Chacun l’a chaleureusement invitée à se rendre à Dijon dans un esprit de participation à un travail collectif. Les militants aussi étaient heureux de voir que nous étions enfin réunis et souriants.


Dans ce flot de cohésion, une seule petite voix s’est fait entendre et de quelle manière! Celle de Vincent Peillon, isolé dans une agressivité verbale allant même jusqu’à la disqualifier officiellement de la course à la présidentielle, reprenant ainsi à son compte le pire des vocabulaires de l’UMP.

Comment peut-on prôner la cohésion et l’union entre tous les socialistes, le dépassement du PS, et dans le même temps exclure qui que ce soit ?

Nous regrettons ce manque de maîtrise personnelle.
Comment peut on expliquer une telle agressivité ? Chacun jugera Vincent Peillon qui parle en son seul nom et se disqualifie lui même en voulant disqualifier Ségolène Royal. En prononçant des mots si excessifs, il apporte une note très discordante dans le combat des progressistes et finalement sert la droite.

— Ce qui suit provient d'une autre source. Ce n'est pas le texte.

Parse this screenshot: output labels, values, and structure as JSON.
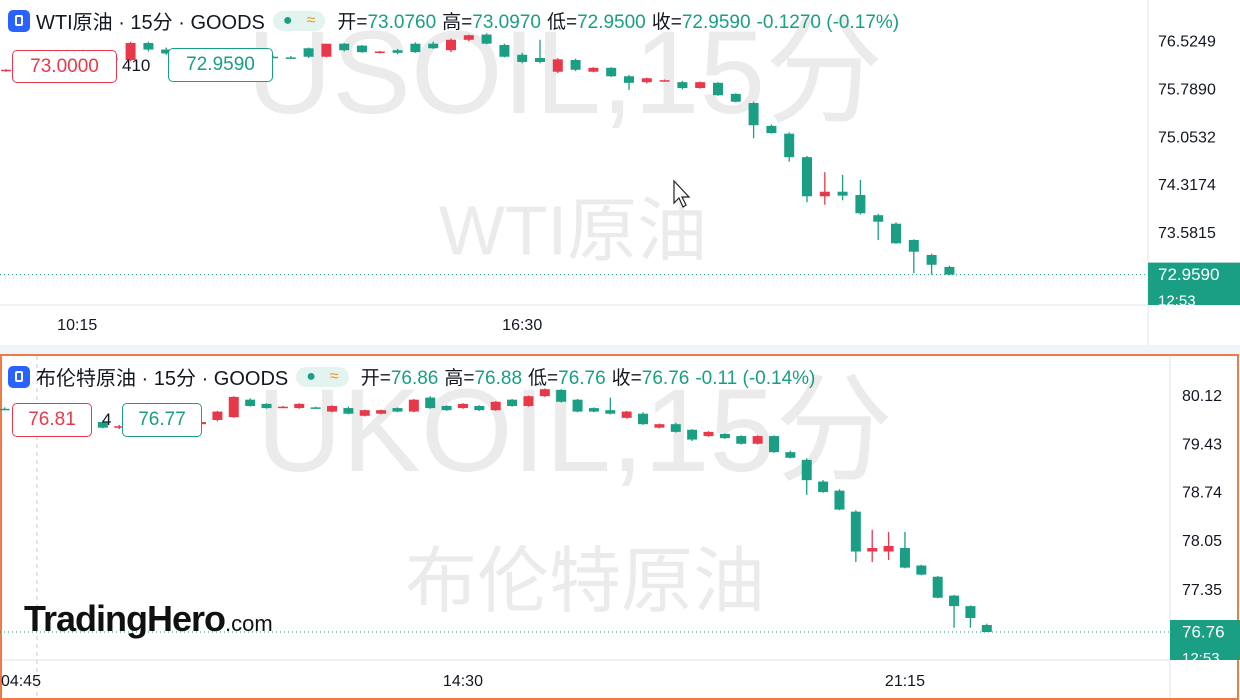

Nous regrettons de voir Vincent se gâcher dans une guerre qui ne concerne que lui et ses ambitions inavouées.

Les militants ne sont dupes de rien.

Nous demandons donc à Ségolène Royal d’organiser prochainement l’assemblée générale de notre courant pour débattre ensemble, sereinement de l’avenir de notre mouvement et de la façon dont nous faisons ensemble de la politique.